Any time I get a double feature, the first thing that comes to mind is that these two movies don’t know it, but they are now in competition with one another in my eyes. It was that way for Grindhouse as well as originals subsequent sequels. This time was no different in my eyes, and after screening both features there is a clear victor. Which one, you ask? Well, I’m not telling at this moment. (Don’t worry, I will, but I can’t just give it up that easy, because if I do, what assurance do I have that you will watch both films?) However, I’m sure my preference will become quite clear once you start reading.
Those who do not learn from history are doomed to repeat it, seems to be the principal lesson in The House Where Evil Dwells. A century earlier in Japan, a samurai comes home to find his wife in bed with her lover and in a fit of rage kills them both, taking his own life afterwards. Since then, the home remains vacant for decades due to speculation that the ghosts of that massacre remain in the house. The unsuspecting Fletcher family, new to Japan and refusing to let a ghost story keep them from an authentic home, move in.
Before long, each member of the family finds themselves acting out of character and unable to control their actions. The longer they spend in the house the more they realize that they are reliving the events that transpired a century earlier and if they are not careful will suffer the same fate.
Ghost Warrior, despite its scientific impossibilities, had a pretty interesting plot. A 400-year-old samurai warrior entrenched in a block of ice is reanimated through a process of cryosurgery (this would be the scientific impossibilities). Unaware of his surroundings or the time that has passed, he is kept in isolation. The scientist involved in his resurrection see dollar signs at this discovery, all but Chris Welles (Janet Julian) who merely wants to help the warrior, who is very confused and standoffish at first. As time progresses, the samurai now known as Yoshimitsu, or Yoshi, is willing to communicate (in a fashion) with Chris.
The situation takes a turn for the worse when unforeseen circumstances result in Yoshi breaking out of the facility and onto the streets of Los Angeles.
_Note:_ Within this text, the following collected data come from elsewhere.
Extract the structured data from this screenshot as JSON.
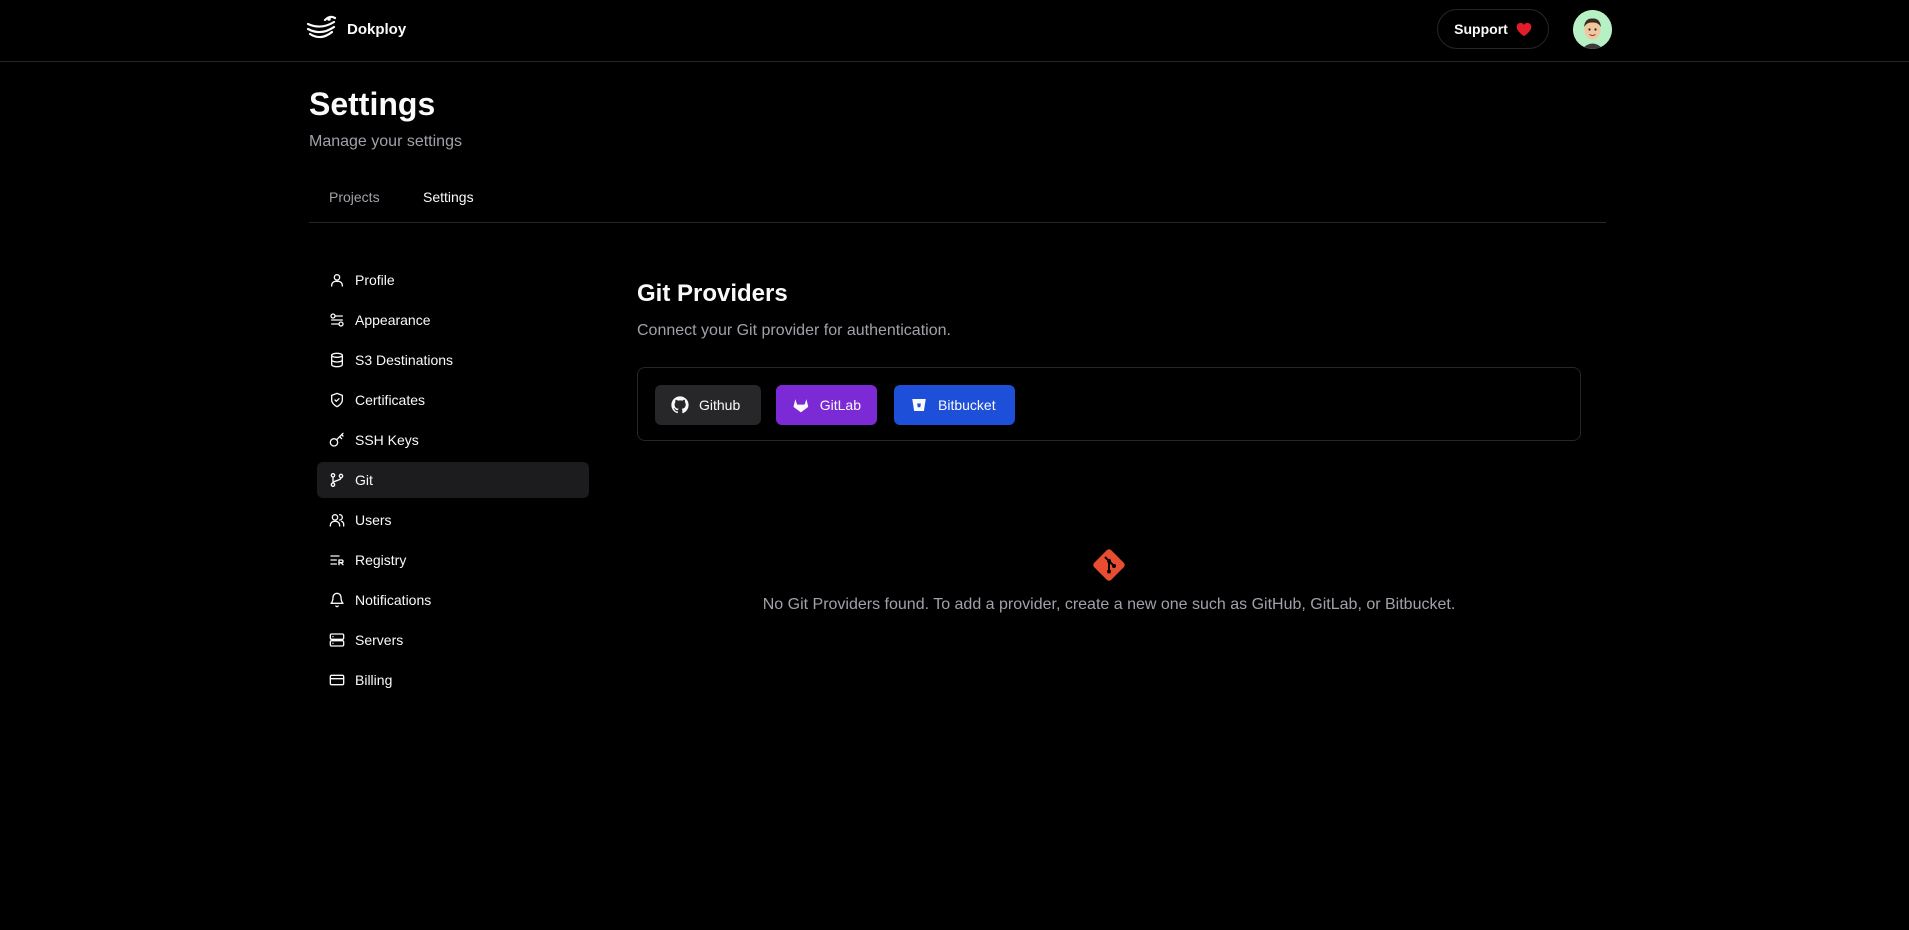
{
  "app": {
    "name": "Dokploy"
  },
  "header": {
    "support_label": "Support"
  },
  "page": {
    "title": "Settings",
    "subtitle": "Manage your settings"
  },
  "tabs": [
    {
      "label": "Projects"
    },
    {
      "label": "Settings"
    }
  ],
  "sidebar": {
    "items": [
      {
        "label": "Profile",
        "icon": "user-icon"
      },
      {
        "label": "Appearance",
        "icon": "appearance-icon"
      },
      {
        "label": "S3 Destinations",
        "icon": "database-icon"
      },
      {
        "label": "Certificates",
        "icon": "shield-check-icon"
      },
      {
        "label": "SSH Keys",
        "icon": "key-icon"
      },
      {
        "label": "Git",
        "icon": "git-branch-icon"
      },
      {
        "label": "Users",
        "icon": "users-icon"
      },
      {
        "label": "Registry",
        "icon": "registry-icon"
      },
      {
        "label": "Notifications",
        "icon": "bell-icon"
      },
      {
        "label": "Servers",
        "icon": "server-icon"
      },
      {
        "label": "Billing",
        "icon": "credit-card-icon"
      }
    ],
    "active": "Git"
  },
  "git_providers": {
    "title": "Git Providers",
    "description": "Connect your Git provider for authentication.",
    "buttons": {
      "github": "Github",
      "gitlab": "GitLab",
      "bitbucket": "Bitbucket"
    },
    "empty_message": "No Git Providers found. To add a provider, create a new one such as GitHub, GitLab, or Bitbucket."
  },
  "colors": {
    "background": "#000000",
    "github_button": "#27272a",
    "gitlab_button": "#7b2ad6",
    "bitbucket_button": "#1e4fd8",
    "git_logo": "#e84d31",
    "heart": "#e11d2a"
  }
}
Exposed to the changing world, Yoshi quickly finds himself in trouble and implicated in various crimes, which brings police attention so that the scientists are now forced to contain the situation even if it means returning Yoshi to the grave.
As I said, despite the scientific impossibilities, Ghost Warrior is clearly the better of the two features. In my opinion there was simply more to latch onto. You had a clear hero, and you are taken on more of journey with this tale than its former counterpart. I found the circumstances of this story more easy to identify with, and there was a much better arc as far as the story was concerned. Both films possess a certain symmetry in regard to the plot; however, there is no confusion as to which feature resonates better in my opinion.
Despite my preference, there are still good aspects to The House Where Evil Dwells, such as the method by which events unfold. Not to give much too much away, but the plot tends to stay on point without deviating much, making it easier to hold my attention. The curse is also carried out an intriguing way as well, and when it comes to believability, I’m pretty sure I can accept the idea of a curse a lot easier than the idea of thawing out a samurai.
In conclusion, if you enjoy films of an older generation, these are two watchable additions. In my opinion, the target audience for this double feature will be more middle age, as I do not imagine the younger generation taking much of an interest. Again, I may have preference, but I could watch either one on a day that I don’t have much going on. This is more of a late-night, nothing-else-on type situation rather than a preplanned endeavor.